Lender banks in India would soon start assessing small businesses for loans based on their data, not on the basis of their assets or balance sheets, The Print quoted Nandan Nilekani, co-founder and chairman of Infosys and former chairperson of the Unique Identification Authority of India (UIDAI), as saying.
Speaking at the opening session of Carnegie India’s Global Technology Summit 2019 in Bengaluru, Nilekani said India will perhaps be the first country in the world to use the tech-enabled system, called “Account Aggregator” (AA) for small loans.
Under the new AA-enabled system, owners will be able to use their bank statements, tax returns, and home loan repayment records — which are all part of their digital footprint — to avail of short-term loans, he said.
So far, he said, while only large companies like Facebook and Google have soa far benefitted from end-consumer’s data, now small businesses and the common people will be able to use their data to their benefit.
Nilekani pointed out that as few as 8 per cent of India’s small businesses manage to get credit from the formal banking system.
Nilekani said India has come up with an architecture to enable this system. The individual is at the heart of the architecture, and involves a “new kind of regulated institution called the Account Aggregator”.
Nilekani said an AA is a “licenced entity” and is currently being designed for the financial system, but could be designed for the healthcare system as well.
Describing how the AA works, Nilekani said it will act on behalf of an individual. The individual has to give consent to the AA to retrieve their data (in a digital format) from a source that already has some of their data, such as a bank or insurance provider (called a ‘financial information provider’).
Then, this data is encrypted end-to-end, and safely sent to the ‘financial information user’ the individual desires. Such a ‘financial information user’ can be a personal finance manager or a bank providing loans, along with a “consent artefact” directing how the data may be used.
Nilekani said the system is designed so that the AA will not be able to read or resell an individual’s data.
Seven institutions have already been given “in-principle” approval from the Reserve Bank of India to act as an AA; one institution has been given a licence to act as an AA, he said.

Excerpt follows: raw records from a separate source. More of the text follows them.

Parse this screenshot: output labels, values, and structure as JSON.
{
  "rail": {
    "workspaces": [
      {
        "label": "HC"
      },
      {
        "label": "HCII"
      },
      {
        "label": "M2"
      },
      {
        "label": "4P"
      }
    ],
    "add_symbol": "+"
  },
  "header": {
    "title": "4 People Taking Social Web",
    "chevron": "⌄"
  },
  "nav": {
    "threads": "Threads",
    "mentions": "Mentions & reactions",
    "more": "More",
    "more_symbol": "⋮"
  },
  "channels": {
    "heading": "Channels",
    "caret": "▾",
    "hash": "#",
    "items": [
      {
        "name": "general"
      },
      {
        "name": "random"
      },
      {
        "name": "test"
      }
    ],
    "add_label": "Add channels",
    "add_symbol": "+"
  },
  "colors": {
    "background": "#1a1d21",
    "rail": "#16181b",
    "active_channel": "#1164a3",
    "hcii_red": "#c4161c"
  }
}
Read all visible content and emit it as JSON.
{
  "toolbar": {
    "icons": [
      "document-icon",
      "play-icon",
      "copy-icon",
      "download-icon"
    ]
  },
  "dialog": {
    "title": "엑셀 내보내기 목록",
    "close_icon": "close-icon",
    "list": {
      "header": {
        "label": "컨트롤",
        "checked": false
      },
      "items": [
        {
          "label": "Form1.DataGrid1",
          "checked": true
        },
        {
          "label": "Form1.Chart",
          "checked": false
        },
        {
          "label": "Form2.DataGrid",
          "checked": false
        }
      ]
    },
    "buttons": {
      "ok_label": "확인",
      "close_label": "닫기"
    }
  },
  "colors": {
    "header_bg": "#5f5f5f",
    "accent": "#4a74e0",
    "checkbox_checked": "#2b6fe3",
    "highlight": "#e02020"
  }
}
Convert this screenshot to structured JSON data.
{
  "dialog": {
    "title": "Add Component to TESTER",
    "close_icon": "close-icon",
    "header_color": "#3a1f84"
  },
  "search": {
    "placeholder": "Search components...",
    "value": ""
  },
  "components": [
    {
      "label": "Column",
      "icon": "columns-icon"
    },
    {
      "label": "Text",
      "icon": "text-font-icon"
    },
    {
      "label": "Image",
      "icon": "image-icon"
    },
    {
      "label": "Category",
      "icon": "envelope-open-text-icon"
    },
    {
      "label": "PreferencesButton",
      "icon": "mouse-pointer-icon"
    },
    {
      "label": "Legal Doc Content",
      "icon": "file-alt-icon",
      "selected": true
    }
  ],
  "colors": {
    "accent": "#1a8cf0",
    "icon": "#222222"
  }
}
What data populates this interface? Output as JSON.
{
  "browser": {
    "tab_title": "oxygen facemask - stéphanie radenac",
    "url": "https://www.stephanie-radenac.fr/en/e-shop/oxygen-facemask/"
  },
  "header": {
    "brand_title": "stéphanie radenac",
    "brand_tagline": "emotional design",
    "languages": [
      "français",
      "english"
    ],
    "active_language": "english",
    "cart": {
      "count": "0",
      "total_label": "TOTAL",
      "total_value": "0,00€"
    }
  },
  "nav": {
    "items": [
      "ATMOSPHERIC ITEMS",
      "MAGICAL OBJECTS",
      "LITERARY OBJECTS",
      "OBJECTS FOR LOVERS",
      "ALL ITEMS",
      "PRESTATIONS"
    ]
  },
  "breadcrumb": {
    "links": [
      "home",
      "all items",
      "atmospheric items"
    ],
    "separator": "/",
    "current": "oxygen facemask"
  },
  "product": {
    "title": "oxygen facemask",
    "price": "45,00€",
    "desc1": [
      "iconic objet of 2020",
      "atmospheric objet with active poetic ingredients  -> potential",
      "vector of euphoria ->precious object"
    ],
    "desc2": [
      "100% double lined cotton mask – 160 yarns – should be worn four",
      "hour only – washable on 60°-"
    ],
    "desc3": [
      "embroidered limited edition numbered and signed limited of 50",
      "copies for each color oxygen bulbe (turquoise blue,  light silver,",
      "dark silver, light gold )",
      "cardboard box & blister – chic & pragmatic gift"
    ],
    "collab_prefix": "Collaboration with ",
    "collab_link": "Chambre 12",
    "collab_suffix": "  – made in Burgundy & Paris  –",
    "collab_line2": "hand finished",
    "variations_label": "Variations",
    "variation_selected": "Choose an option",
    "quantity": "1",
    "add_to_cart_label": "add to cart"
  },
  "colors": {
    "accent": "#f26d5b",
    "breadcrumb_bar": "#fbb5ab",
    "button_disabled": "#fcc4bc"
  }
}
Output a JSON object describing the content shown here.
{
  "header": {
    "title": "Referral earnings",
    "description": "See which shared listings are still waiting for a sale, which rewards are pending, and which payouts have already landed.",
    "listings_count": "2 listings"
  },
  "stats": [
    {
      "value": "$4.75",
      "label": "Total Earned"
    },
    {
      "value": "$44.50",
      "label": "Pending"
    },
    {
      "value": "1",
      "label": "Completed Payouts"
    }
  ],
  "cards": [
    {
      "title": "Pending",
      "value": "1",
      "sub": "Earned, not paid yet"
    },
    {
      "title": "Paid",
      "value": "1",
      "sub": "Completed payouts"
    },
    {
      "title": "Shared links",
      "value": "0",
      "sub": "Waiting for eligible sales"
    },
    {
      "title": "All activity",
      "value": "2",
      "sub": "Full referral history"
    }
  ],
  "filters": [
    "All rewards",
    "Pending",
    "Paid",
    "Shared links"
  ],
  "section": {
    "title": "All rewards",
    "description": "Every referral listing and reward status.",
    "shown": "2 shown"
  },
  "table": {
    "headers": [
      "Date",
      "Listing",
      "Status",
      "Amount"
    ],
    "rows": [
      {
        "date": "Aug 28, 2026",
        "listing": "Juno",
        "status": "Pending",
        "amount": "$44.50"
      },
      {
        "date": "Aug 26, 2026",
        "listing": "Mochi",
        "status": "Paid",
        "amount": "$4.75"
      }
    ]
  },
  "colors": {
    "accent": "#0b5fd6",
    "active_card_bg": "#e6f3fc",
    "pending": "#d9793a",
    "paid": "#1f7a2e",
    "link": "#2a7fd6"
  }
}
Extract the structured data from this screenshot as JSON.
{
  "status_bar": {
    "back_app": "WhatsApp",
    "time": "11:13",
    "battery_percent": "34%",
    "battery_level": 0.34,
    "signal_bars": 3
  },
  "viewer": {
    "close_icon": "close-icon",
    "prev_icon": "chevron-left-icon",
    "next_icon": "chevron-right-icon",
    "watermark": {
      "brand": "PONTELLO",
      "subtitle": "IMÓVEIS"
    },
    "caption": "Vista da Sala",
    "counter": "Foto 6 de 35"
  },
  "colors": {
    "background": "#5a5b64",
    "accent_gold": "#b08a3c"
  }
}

Ten leading banks and non-banking financial companies are set to become ‘financial information providers’ and ‘financial information users’ in the system. Potentially, the GST network will also join the AA system, Nilekani said.
Nilekani also touched upon Aadhaar to say “many people are happy with it”, despite sustained concerns that Aadhaar could be used for surveillance, for depriving benefits to residents, or could lead to a data breach of personal information.
The former head of UIDAI, which oversees the Aadhaar database, backed his claim citing a third party survey report which said 92 per cent of people are “somewhat” or “very satisfied” with Aadhaar.
The survey included 1,67,000 participants across 28 states and UTs, Nilekani said, while the advisory committee behind the survey report consisted of both “Aadhaar supporters and sceptics”.